Ralph Hawkins' main point appears to be that if British Columbia were like the other jurisdictions he cites, we should have seen a decline in mortality; he asserts that our reported 0.1% increase in age-adjusted mortality rate between the 2 cohorts must be the result of hospital downsizing.
We would direct Hawkins' attention to Table 2,1 in which it is clear that the mortality rate decreased by 8.7% and 4% among British Columbia residents aged 65 and 75-76 years respectively. In our article we also point out specific age and care groups in which the mortality rate increased and comment on possible reasons for these changes (e.g., increasing acuity among people aged 90–93 years).1 We specifically skewed our cohorts to represent larger proportions of more elderly groups (e.g., people aged 83–85 and 90–93 years) to have sufficient numbers of people in each age group to be able to compare care patterns. Thus, because of differences in the age composition of our cohorts, the age-adjusted rates (using the combined population of the cohorts as the standard) are not comparable to overall mortality rates for the total population of elderly British Columbians or, probably, to mortality rates in any other jurisdiction.

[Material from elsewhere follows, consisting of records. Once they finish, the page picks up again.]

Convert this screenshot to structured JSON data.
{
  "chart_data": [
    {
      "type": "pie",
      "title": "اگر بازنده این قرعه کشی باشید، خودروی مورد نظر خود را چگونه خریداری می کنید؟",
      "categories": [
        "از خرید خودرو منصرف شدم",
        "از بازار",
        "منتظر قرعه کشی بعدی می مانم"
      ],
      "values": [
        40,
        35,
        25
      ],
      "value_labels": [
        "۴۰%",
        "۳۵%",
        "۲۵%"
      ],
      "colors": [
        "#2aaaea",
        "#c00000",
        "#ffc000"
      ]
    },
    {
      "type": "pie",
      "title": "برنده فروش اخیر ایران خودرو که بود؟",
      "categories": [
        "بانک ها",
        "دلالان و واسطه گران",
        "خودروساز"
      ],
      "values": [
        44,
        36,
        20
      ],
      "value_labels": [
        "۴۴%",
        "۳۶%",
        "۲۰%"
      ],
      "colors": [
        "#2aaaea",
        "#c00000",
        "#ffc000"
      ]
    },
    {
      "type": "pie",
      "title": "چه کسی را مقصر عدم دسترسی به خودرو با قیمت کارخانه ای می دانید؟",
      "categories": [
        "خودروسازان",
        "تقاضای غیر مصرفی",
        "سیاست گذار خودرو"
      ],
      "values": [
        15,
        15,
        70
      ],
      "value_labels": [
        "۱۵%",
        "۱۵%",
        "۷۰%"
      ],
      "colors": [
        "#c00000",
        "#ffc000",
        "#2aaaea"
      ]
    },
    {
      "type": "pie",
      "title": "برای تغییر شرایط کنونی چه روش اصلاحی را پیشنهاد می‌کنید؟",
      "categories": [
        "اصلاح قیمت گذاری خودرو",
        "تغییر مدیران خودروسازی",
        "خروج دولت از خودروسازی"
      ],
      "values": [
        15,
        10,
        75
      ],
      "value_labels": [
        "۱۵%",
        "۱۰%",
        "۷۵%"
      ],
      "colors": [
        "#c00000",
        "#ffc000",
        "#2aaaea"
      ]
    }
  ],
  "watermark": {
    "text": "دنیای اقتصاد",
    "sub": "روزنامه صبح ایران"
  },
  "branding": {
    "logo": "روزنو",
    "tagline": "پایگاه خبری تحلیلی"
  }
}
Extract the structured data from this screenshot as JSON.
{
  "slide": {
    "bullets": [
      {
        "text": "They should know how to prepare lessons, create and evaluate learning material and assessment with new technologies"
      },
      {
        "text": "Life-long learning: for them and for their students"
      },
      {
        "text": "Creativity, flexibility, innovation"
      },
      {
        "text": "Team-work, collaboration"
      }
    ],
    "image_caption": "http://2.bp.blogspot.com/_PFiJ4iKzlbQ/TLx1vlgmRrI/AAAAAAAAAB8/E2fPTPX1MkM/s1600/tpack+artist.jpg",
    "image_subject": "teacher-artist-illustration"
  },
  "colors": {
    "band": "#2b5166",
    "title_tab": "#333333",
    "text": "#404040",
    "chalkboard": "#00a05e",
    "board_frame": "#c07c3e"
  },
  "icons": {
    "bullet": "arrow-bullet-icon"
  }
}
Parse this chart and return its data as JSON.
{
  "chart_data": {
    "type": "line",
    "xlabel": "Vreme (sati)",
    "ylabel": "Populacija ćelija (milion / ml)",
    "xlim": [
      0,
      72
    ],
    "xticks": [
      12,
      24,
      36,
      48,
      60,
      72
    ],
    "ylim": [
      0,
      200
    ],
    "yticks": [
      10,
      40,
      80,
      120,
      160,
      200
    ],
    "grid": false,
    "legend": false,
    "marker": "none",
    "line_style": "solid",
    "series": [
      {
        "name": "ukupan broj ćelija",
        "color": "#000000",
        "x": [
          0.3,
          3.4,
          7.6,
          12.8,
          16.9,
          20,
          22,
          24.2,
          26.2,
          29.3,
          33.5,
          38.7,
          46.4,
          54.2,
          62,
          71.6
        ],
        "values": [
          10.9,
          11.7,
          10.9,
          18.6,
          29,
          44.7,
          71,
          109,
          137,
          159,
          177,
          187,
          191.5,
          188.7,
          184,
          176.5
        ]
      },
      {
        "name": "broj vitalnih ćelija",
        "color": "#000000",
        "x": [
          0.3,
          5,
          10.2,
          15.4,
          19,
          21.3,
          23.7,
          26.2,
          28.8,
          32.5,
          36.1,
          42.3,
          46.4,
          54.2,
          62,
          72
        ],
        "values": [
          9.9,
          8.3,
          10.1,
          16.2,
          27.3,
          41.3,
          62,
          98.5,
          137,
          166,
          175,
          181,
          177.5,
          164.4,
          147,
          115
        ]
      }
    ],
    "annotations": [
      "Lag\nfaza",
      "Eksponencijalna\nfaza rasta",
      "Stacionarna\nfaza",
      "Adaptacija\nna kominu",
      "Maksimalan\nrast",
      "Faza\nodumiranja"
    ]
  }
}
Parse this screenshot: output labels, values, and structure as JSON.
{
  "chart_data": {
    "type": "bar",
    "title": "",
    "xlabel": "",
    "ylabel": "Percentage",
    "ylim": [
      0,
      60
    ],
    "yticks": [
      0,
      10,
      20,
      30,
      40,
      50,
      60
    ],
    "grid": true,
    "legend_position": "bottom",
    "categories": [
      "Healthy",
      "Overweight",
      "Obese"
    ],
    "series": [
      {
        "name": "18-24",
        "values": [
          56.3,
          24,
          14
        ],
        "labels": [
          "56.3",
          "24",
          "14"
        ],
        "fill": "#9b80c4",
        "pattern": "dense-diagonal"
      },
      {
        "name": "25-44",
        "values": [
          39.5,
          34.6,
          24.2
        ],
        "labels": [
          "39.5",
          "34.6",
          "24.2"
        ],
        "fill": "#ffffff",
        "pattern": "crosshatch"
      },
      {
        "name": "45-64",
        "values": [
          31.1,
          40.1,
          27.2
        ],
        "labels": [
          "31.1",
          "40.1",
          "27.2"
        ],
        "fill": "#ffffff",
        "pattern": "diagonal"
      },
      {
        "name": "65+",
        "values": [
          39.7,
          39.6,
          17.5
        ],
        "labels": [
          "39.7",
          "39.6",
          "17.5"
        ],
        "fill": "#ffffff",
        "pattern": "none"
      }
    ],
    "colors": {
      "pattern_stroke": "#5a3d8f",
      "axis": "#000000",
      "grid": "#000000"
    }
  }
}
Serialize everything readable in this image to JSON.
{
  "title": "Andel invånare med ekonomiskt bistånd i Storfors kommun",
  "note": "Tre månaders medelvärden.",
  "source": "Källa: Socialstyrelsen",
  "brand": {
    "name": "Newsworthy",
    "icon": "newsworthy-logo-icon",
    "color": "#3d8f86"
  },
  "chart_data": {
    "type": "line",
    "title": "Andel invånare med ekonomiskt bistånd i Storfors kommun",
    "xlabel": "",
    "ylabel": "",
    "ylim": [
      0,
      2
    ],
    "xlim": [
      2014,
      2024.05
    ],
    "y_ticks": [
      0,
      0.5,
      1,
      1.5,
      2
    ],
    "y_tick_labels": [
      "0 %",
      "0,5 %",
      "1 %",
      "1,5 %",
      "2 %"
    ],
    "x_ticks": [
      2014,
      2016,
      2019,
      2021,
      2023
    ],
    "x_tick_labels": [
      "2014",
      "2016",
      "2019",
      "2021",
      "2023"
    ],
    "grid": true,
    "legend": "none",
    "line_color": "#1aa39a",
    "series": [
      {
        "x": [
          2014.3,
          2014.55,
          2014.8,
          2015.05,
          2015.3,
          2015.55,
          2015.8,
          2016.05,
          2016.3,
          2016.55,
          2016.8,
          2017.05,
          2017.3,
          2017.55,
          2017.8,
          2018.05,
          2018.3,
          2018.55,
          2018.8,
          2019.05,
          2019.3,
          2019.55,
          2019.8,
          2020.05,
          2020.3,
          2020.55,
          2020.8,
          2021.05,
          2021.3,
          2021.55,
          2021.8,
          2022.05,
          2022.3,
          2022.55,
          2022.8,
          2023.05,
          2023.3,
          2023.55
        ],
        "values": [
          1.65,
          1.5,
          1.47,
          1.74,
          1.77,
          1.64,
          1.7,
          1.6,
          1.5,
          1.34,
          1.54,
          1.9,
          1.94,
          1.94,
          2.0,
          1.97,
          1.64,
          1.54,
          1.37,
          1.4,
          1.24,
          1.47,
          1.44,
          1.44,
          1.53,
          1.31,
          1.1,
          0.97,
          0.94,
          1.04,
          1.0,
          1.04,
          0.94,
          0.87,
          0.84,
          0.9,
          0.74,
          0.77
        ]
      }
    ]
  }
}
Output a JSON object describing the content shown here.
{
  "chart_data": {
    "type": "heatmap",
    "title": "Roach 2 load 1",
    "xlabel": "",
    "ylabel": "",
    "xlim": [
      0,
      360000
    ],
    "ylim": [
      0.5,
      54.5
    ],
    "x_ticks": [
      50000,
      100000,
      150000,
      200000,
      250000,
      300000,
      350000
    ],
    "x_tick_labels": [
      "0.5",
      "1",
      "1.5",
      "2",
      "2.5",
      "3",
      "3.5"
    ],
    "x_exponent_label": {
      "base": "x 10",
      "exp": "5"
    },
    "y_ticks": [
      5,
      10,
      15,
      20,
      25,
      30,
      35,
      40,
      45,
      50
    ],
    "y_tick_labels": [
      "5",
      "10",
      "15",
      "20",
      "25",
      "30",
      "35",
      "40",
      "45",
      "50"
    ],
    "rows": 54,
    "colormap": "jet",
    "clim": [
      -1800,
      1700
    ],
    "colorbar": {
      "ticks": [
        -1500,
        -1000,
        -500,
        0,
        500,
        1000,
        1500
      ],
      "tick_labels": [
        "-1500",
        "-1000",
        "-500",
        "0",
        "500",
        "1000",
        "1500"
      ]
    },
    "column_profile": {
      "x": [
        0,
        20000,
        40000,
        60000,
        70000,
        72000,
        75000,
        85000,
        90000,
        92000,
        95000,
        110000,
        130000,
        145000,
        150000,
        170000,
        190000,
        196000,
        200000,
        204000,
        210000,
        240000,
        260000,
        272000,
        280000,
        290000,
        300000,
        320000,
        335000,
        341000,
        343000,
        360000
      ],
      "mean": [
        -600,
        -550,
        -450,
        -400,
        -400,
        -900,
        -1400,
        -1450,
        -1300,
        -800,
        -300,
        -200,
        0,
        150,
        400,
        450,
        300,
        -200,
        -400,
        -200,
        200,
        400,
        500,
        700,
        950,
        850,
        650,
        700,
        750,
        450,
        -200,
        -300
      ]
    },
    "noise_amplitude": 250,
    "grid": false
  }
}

Moreover, Hawkins' citations represent mortality trends for populations and (or) time periods quite different from ours (the Australian data assess mortality trends for all age groups from 1907 to 1990; the European data cover mortality from 1960 to 1990 among people aged 60–64, 70–74 and 80–84 years; and the US data are primarily for the years 1997–1998). Therefore, for important methodological reasons, it is inappropriate to compare these mortality data with the findings of our study.
As pointed out by Noralou Roos,2 significant downsizing in acute care capacity and decreased mortality rates have occurred simultaneously in the jurisdictions Hawkins mentions. Thus, from our perspective, the link proposed by Hawkins between acute care downsizing and mortality is, at best, far from clear.